Centhaquine, a new medication to treat patients who have severe blood or fluid loss, significantly improved outcomes and reduced death rate when added to standard of care, compared to standard care alone, according to preliminary research to be presented at the American Heart Association’s Resuscitation Science Symposium 2020.
Severe loss of blood or fluids due to trauma, hemorrhage, gastrointestinal bleeding, excessive blood loss after surgery, diarrhea or vomiting can cause hypovolemic shock. About 60,000 people in the U.S. and 1.9 million people worldwide die each year due to hemorrhagic shock, with a large percentage of patients dying from blood loss within the first six hours.
“The primary goal when treating traumatic hemorrhage is to control blood loss and maintain cardiovascular function to prevent multi-organ failure and death,” said Anil Gulati, M.D., Ph.D., lead author of the study and chairman and chief executive officer at Pharmazz, Inc., the company that produces centhaquine. “Despite advances in medical science, treatment for hypovolemic shock has changed little in the past 50 years, and there is an urgent need for an effective resuscitative agent for this serious and life-threatening condition. We investigated the safety and efficacy of centhaquine compared to standard care for the treatment of hypovolemic shock.”
Centhaquine is a first-in-class resuscitative agent for treatment of hypovolemic shock with a unique mechanism of action. It increases pooled venous blood returning to the heart and redistributes that blood to vital organs, a critical process to preserve organ function and reduce mortality in patients with shock.

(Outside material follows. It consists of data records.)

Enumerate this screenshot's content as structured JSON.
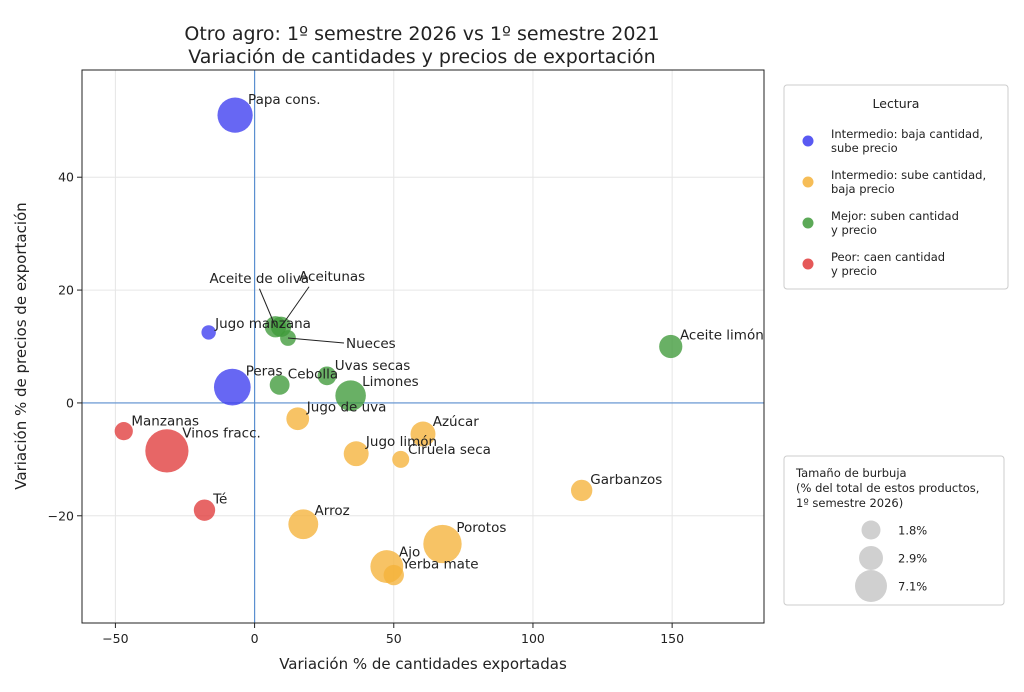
{
  "chart_data": {
    "type": "scatter",
    "title": [
      "Otro agro: 1º semestre 2026 vs 1º semestre 2021",
      "Variación de cantidades y precios de exportación"
    ],
    "xlabel": "Variación % de cantidades exportadas",
    "ylabel": "Variación % de precios de exportación",
    "xlim": [
      -62,
      183
    ],
    "ylim": [
      -39,
      59
    ],
    "xticks": [
      -50,
      0,
      50,
      100,
      150
    ],
    "yticks": [
      -20,
      0,
      20,
      40
    ],
    "grid": true,
    "colors": {
      "intermedio_precio": "#3c3cf0",
      "intermedio_cantidad": "#f5b23a",
      "mejor": "#3f9a3a",
      "peor": "#e03b3b",
      "reference_line": "#5b8fd0"
    },
    "points": [
      {
        "label": "Papa cons.",
        "x": -7,
        "y": 51,
        "size": 6.0,
        "group": "intermedio_precio"
      },
      {
        "label": "Jugo manzana",
        "x": -16.5,
        "y": 12.5,
        "size": 1.0,
        "group": "intermedio_precio"
      },
      {
        "label": "Peras",
        "x": -8,
        "y": 2.8,
        "size": 6.5,
        "group": "intermedio_precio"
      },
      {
        "label": "Aceite de oliva",
        "x": 7.5,
        "y": 13.5,
        "size": 2.2,
        "group": "mejor"
      },
      {
        "label": "Aceitunas",
        "x": 9.5,
        "y": 13.5,
        "size": 2.0,
        "group": "mejor"
      },
      {
        "label": "Nueces",
        "x": 12,
        "y": 11.5,
        "size": 1.2,
        "group": "mejor"
      },
      {
        "label": "Cebolla",
        "x": 9,
        "y": 3.2,
        "size": 1.9,
        "group": "mejor"
      },
      {
        "label": "Uvas secas",
        "x": 26,
        "y": 4.8,
        "size": 1.7,
        "group": "mejor"
      },
      {
        "label": "Limones",
        "x": 34.5,
        "y": 1.3,
        "size": 4.5,
        "group": "mejor"
      },
      {
        "label": "Aceite limón",
        "x": 149.5,
        "y": 10,
        "size": 2.6,
        "group": "mejor"
      },
      {
        "label": "Jugo de uva",
        "x": 15.5,
        "y": -2.8,
        "size": 2.5,
        "group": "intermedio_cantidad"
      },
      {
        "label": "Azúcar",
        "x": 60.5,
        "y": -5.5,
        "size": 3.0,
        "group": "intermedio_cantidad"
      },
      {
        "label": "Jugo limón",
        "x": 36.5,
        "y": -9,
        "size": 3.0,
        "group": "intermedio_cantidad"
      },
      {
        "label": "Ciruela seca",
        "x": 52.5,
        "y": -10,
        "size": 1.4,
        "group": "intermedio_cantidad"
      },
      {
        "label": "Garbanzos",
        "x": 117.5,
        "y": -15.5,
        "size": 2.2,
        "group": "intermedio_cantidad"
      },
      {
        "label": "Arroz",
        "x": 17.5,
        "y": -21.5,
        "size": 4.3,
        "group": "intermedio_cantidad"
      },
      {
        "label": "Porotos",
        "x": 67.5,
        "y": -25,
        "size": 7.1,
        "group": "intermedio_cantidad"
      },
      {
        "label": "Ajo",
        "x": 47.5,
        "y": -29,
        "size": 5.2,
        "group": "intermedio_cantidad"
      },
      {
        "label": "Yerba mate",
        "x": 50,
        "y": -30.5,
        "size": 2.0,
        "group": "intermedio_cantidad"
      },
      {
        "label": "Manzanas",
        "x": -47,
        "y": -5,
        "size": 1.6,
        "group": "peor"
      },
      {
        "label": "Vinos fracc.",
        "x": -31.5,
        "y": -8.5,
        "size": 9.0,
        "group": "peor"
      },
      {
        "label": "Té",
        "x": -18,
        "y": -19,
        "size": 2.2,
        "group": "peor"
      }
    ],
    "legend": {
      "title": "Lectura",
      "placement": "right-top",
      "items": [
        {
          "group": "intermedio_precio",
          "lines": [
            "Intermedio: baja cantidad,",
            "sube precio"
          ]
        },
        {
          "group": "intermedio_cantidad",
          "lines": [
            "Intermedio: sube cantidad,",
            "baja precio"
          ]
        },
        {
          "group": "mejor",
          "lines": [
            "Mejor: suben cantidad",
            "y precio"
          ]
        },
        {
          "group": "peor",
          "lines": [
            "Peor: caen cantidad",
            "y precio"
          ]
        }
      ]
    },
    "size_legend": {
      "title": [
        "Tamaño de burbuja",
        "(% del total de estos productos,",
        "1º semestre 2026)"
      ],
      "placement": "right-bottom",
      "items": [
        {
          "label": "1.8%",
          "size": 1.8
        },
        {
          "label": "2.9%",
          "size": 2.9
        },
        {
          "label": "7.1%",
          "size": 7.1
        }
      ]
    }
  }
}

This multi-center, randomized, placebo-controlled phase III clinical study included 105 patients in India receiving standard of care for hypovolemic shock in a hospital or intensive care setting. Patients were randomized to receive either 1) standard of care and intravenous centhaquine, or 2) standard of care plus saline (control group).
Researchers found several markers of improvement in the group receiving centhaquine compared to those who received standard treatment alone:
At 24 hours of resuscitation, systolic blood pressure was raised from 90 mmHg or less to higher than 110 mmHg in 59% of patients in the control group and 81% of those in the centhaquine group.
Also, at 24 hours diastolic blood pressure was above 70 mmHg in 50% of the control group and 78% of those in the centhaquine group.
Reduction of blood lactate levels to 1.5 mmol/L or less occurred in 47% of the control group patients and 69% of the centhaquine patients. High levels of blood lactate are related to an increased risk of death for patients experiencing shock.
47% of patients in the standard treatment group had low base-deficit—a measure of oxygen imbalance—compared to 68% in the centhaquine group. Base-deficit is an indicator of low tissue blood perfusion and oxygenation. Lower numbers indicate better blood perfusion and tissue oxygenation.
The 28-day death rate was 12% in the control group and 3% in the centhaquine group.
Gulati added that the centhaquine group had improved acute respiratory distress syndrome and multiple organ dysfunction scores compared with the control group.
“Time is of the essence for hypovolemic shock patients, and these results suggest faster recovery towards normalization of blood pressure with centhaquine,” Gulati said. “Centhaquine added to standard shock treatment also showed compelling mortality improvement over standard shock treatment, with a 9% absolute reduction in mortality compared to the control group.”
Centhaquine is currently available to health care professionals in India and is advancing towards late stage clinical trials in the United States.